感染症の中国史 - 公衆衛生と東アジア (中公新書)

感染症の中国史 - 公衆衛生と東アジア (中公新書)

 19世紀から20世紀初頭に東アジアで流行した感染症とそれへの対応を題材に、「近代」において、社会と個人の身体の関係の変化を明らかにする。植民地主義と公衆衛生の密接な関わり、公衆衛生を手段として介入してくる外国に対して、中国側の対応。以下の一節が、わかりやすい。

 植民地などでの医療・衛生事業が、プラスであったかマイナスであったかという二項対立的な理解は、「近代性」の歴史的性格を意識することなく、医療・衛生を無意識のうちに福利的なものとみなすことから出発しています。この問題は、現在の開発援助では、しばしば「よい統治」と表現される問題です。
 中国における衛生の制度化は、統治機構の再編、つまり、個人の身体の規律化と欧米や日本の帝国主義的な進出に対抗する意味での衛生事業の整備が交錯した点に特徴がありました。この結果、衛生事業の制度化には、西洋医学や公衆衛生事業の導入による技術移転にはとどまらない社会制度の根幹にかかわる問題、すなわち、身体をめぐる国家と個人の関係をいかなるものとするかという問題を中国社会に提起したのです。p.200

 善悪はともかくとして、近代、公衆衛生によって人と政府の関係、社会の認識というのが大きく変わった。そこが興味深い。


 第一章と第二章は、ペストの流行とその対策が持つ問題点。
 第一章は、満州の流行の様相とそれに対する動き。中国人への差別的な検疫システム、衛生/不衛生という二分法、ペスト対策の個人への介入とそれへの反発。ロシアや日本がペスト対策をてこに満洲への介入を強化しようと目論見、それに対抗して、アメリカなどを巻き込んだ国際ペスト会議を開催する清朝という、国際政治の力学。実に生臭く、それゆえに興味深い。
 第二章は日本の植民地統治とペスト。そして、日本モデルの中国への輸出。後藤新平の在来秩序を利用した統治と公衆衛生の関係。そして、そのモデルが満州などの日本の植民地にも適用され、中華民国も取り入れようとしたこと。

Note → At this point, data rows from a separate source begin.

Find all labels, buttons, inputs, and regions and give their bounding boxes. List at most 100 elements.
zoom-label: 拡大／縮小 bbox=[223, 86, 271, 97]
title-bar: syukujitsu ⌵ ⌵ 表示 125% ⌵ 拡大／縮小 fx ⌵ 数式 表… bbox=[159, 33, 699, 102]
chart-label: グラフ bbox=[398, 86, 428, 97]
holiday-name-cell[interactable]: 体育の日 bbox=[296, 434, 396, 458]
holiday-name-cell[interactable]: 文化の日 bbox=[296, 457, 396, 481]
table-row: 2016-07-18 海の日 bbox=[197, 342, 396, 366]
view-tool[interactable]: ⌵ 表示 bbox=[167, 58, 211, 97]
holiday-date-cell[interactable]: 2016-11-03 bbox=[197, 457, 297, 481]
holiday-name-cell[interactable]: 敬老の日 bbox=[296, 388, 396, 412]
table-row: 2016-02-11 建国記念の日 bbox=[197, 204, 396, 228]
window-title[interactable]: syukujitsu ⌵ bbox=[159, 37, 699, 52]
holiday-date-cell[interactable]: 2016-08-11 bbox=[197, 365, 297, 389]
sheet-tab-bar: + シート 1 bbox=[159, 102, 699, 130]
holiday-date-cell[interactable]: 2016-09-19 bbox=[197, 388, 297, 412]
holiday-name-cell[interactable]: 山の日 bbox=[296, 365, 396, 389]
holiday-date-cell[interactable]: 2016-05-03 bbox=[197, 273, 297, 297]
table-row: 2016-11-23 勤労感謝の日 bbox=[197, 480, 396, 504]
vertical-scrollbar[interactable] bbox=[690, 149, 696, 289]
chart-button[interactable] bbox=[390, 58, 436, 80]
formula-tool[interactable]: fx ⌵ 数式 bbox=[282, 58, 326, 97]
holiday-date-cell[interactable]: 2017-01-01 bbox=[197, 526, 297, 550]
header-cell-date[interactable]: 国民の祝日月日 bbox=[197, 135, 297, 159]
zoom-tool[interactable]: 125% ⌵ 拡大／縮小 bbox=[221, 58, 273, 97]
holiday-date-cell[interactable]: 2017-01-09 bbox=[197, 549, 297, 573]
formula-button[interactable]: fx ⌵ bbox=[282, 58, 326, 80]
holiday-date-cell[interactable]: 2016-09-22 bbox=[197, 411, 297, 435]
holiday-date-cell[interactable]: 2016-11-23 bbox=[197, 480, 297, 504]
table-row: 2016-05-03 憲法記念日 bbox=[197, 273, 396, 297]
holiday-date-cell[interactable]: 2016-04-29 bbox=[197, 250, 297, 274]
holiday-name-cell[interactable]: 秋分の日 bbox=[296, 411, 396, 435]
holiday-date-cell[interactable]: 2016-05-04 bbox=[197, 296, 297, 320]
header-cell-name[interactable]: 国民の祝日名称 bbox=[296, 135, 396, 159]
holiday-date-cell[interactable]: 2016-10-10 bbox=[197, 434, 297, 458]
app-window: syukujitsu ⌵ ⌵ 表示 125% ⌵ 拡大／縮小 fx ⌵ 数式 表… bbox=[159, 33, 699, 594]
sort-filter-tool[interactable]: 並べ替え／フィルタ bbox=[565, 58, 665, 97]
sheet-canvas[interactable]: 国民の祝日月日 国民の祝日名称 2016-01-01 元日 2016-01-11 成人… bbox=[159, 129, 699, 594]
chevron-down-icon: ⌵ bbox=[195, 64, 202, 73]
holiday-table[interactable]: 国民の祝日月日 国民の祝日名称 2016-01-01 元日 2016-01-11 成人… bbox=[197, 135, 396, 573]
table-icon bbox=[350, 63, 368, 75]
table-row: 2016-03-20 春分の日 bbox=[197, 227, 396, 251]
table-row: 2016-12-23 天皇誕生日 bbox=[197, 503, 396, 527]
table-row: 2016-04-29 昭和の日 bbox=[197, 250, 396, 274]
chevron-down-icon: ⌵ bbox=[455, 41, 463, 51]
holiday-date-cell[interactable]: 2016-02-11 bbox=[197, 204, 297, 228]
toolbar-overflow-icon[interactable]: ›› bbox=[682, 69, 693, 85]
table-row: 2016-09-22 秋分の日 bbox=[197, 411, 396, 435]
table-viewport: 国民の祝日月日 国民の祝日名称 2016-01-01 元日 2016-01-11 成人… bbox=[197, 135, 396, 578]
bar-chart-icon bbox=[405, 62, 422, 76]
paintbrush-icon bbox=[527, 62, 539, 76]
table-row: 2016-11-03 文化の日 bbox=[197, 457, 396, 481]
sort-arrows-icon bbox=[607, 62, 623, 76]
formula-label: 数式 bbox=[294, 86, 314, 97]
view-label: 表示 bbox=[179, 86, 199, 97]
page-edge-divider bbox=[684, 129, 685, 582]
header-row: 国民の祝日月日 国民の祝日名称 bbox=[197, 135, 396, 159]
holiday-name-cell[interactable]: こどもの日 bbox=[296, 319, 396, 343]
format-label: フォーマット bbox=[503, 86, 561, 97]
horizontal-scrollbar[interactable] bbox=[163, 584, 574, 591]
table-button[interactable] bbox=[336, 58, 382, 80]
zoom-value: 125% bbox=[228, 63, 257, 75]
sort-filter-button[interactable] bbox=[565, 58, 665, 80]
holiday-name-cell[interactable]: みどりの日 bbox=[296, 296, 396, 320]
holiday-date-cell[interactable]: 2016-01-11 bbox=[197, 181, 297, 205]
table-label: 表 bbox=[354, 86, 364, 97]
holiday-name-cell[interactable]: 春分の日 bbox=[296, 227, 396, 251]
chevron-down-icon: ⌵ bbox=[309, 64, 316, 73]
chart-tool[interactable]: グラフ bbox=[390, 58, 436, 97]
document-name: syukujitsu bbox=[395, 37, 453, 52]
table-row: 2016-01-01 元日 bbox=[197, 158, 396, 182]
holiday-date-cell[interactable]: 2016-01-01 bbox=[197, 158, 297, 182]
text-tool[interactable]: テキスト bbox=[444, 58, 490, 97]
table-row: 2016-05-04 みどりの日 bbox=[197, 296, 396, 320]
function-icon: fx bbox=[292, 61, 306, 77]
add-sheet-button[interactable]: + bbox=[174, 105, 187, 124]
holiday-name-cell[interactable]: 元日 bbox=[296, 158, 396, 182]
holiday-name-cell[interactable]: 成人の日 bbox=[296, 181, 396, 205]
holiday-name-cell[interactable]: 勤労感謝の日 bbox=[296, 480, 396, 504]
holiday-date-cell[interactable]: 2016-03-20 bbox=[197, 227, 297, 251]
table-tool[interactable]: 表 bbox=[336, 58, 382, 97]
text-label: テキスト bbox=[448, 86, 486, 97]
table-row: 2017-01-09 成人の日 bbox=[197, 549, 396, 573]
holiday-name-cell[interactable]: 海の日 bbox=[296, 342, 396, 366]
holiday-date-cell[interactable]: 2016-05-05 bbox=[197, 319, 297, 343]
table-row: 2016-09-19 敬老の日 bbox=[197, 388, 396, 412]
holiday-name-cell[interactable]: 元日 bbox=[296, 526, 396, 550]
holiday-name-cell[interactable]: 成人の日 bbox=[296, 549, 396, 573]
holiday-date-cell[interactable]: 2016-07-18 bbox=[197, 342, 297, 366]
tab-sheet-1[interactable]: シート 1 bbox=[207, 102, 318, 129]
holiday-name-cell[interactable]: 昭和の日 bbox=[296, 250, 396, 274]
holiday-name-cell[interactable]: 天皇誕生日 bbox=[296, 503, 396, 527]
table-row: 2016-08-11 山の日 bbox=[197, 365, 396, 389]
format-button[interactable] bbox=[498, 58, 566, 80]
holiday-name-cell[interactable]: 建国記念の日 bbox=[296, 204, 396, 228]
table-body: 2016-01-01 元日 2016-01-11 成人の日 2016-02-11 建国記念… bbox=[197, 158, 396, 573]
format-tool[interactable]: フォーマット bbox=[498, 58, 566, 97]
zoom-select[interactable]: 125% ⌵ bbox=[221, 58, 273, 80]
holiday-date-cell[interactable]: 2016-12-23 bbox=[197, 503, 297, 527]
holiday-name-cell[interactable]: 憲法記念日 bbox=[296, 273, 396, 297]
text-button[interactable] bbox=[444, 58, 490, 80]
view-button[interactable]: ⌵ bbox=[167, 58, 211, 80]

 第三章は、コレラマラリア・日本住血吸虫のそれぞれの病気から、何が見えるか。中国の混迷とコレラが制圧できない状況が、同列に見られたという指摘。マラリア対策が住民との関係を開く回路となったという台湾の状況からは、帝国主義と公衆衛生との共生関係があらわになる。日本住血吸虫からは、日本の植民地医学、熱帯医学の遺産が、日本と中国の日本住血吸虫対策で利用されたこと。しかし、その遺産の利用は、どちらでも隠されたという指摘。


 読んでいて、非常に面白かった。また、本書の扱う問題は、瀬戸口明久の『害虫の誕生』の「サーベル農政」や第三章の台湾のマラリア対策と熱帯医学と通じる部分があって、興味深い。本書では、台湾のマラリア対策は一定の成果があったと評価しているが、一方で『害虫の誕生』ではもう少し厳しい評価に見える。